Cite as: https://hdl.handle.net/11858/00-001M-0000-0024-BAFD-8
Abstract
Eigen techniques such as empirical orthogonal function (EOF) or coupled pattern (CP)/maximum covariance analysis have been frequently used for detecting patterns in multivariate climatological data sets. Recently, statistical methods originating from the theory of complex networks have been employed for the very same purpose of spatio-temporal analysis. This climate network (CN) analysis is usually based on the same set of similarity matrices as is used in classical EOF or CP analysis, e.g., the correlation matrix of a single climatological field or the cross-correlation matrix between two distinct climatological fields.
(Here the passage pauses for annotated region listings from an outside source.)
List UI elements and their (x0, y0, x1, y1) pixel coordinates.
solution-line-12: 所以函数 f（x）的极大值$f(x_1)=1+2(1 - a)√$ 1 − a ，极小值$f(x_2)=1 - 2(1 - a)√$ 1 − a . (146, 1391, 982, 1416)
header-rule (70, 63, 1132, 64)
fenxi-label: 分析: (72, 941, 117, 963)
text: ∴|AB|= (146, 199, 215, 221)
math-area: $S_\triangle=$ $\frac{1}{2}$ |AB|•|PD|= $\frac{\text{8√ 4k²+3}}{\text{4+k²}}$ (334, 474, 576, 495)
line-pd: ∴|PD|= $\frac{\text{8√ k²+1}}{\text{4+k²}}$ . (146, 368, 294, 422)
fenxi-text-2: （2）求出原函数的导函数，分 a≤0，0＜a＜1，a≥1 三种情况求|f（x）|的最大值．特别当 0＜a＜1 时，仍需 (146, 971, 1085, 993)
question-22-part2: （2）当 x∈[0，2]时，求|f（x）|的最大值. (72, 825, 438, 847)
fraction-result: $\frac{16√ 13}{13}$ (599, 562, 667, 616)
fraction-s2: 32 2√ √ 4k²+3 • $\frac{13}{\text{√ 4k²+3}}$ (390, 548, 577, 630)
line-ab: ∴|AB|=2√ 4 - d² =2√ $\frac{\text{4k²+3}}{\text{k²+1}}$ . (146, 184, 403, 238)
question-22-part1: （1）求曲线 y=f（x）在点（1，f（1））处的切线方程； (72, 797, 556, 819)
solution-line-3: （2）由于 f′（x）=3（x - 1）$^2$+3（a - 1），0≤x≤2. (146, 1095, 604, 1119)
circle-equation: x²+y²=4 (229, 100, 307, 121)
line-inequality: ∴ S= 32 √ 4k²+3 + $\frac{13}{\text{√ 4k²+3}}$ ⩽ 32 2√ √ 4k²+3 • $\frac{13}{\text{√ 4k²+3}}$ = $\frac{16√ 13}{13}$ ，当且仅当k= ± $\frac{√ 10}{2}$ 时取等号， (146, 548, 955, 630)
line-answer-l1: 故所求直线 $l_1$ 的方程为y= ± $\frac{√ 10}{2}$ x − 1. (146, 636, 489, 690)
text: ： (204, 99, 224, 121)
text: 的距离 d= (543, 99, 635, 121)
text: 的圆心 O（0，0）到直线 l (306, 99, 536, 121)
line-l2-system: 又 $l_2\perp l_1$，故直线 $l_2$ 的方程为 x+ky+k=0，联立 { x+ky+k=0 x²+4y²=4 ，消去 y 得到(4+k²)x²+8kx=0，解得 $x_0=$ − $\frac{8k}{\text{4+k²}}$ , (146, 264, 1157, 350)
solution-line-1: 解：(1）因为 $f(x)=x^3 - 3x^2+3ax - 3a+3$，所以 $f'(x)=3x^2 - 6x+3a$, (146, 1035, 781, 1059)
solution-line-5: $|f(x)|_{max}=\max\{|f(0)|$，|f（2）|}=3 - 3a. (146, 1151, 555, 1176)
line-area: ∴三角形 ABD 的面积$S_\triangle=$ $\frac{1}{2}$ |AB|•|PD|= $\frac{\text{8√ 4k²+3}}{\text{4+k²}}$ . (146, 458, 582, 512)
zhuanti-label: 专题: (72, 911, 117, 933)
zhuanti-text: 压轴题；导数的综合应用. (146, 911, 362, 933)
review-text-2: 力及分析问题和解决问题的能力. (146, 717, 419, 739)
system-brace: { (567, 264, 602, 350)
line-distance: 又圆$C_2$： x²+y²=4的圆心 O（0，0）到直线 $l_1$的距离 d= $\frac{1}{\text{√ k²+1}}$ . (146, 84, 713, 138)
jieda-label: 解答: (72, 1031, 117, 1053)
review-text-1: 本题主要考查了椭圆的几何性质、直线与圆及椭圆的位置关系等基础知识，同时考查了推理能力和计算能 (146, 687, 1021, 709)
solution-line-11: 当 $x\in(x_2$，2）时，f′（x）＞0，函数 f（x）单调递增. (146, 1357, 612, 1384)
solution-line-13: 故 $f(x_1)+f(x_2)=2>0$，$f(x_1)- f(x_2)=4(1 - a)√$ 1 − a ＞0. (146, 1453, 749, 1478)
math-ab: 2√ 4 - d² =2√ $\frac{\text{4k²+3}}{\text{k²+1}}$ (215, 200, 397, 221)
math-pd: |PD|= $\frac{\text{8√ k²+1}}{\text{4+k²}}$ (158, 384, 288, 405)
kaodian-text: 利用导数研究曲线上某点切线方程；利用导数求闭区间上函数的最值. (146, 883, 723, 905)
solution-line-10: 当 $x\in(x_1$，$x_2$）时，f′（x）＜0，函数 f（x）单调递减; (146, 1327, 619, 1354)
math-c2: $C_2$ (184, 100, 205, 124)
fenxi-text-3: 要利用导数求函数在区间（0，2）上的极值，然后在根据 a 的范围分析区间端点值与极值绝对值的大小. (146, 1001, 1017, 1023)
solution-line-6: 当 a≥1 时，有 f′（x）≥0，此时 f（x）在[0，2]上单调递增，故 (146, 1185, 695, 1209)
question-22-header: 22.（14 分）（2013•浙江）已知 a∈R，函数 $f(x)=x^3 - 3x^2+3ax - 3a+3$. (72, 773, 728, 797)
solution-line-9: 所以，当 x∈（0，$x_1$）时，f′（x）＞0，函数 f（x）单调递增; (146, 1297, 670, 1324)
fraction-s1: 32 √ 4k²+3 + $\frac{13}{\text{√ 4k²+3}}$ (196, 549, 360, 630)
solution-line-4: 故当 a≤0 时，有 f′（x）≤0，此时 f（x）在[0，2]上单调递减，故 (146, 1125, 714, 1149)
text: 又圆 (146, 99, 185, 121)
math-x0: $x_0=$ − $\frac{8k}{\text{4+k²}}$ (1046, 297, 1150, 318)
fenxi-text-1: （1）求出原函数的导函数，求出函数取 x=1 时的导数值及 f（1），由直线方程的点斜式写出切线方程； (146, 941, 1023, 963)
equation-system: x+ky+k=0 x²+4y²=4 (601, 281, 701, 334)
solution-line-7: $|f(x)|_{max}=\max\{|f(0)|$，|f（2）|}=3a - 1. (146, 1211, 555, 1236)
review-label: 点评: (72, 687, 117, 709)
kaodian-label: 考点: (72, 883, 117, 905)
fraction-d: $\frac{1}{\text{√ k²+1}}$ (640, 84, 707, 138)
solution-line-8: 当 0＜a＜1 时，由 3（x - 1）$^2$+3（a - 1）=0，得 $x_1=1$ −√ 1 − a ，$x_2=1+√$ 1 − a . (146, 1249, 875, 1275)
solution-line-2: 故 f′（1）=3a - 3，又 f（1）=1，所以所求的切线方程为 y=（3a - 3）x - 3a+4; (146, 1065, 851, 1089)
In this study, formal relationships as well as conceptual differences between both eigen and network approaches are derived and illustrated using global precipitation, evaporation and surface air temperature data sets. These results allow us to pinpoint that CN analysis can complement classical eigen techniques and provides additional information on the higher-order structure of statistical interrelationships in climatological data. Hence, CNs are a valuable supplement to the statistical toolbox of the climatologist, particularly for making sense out of very large data sets such as those generated by satellite observations and climate model intercomparison exercises.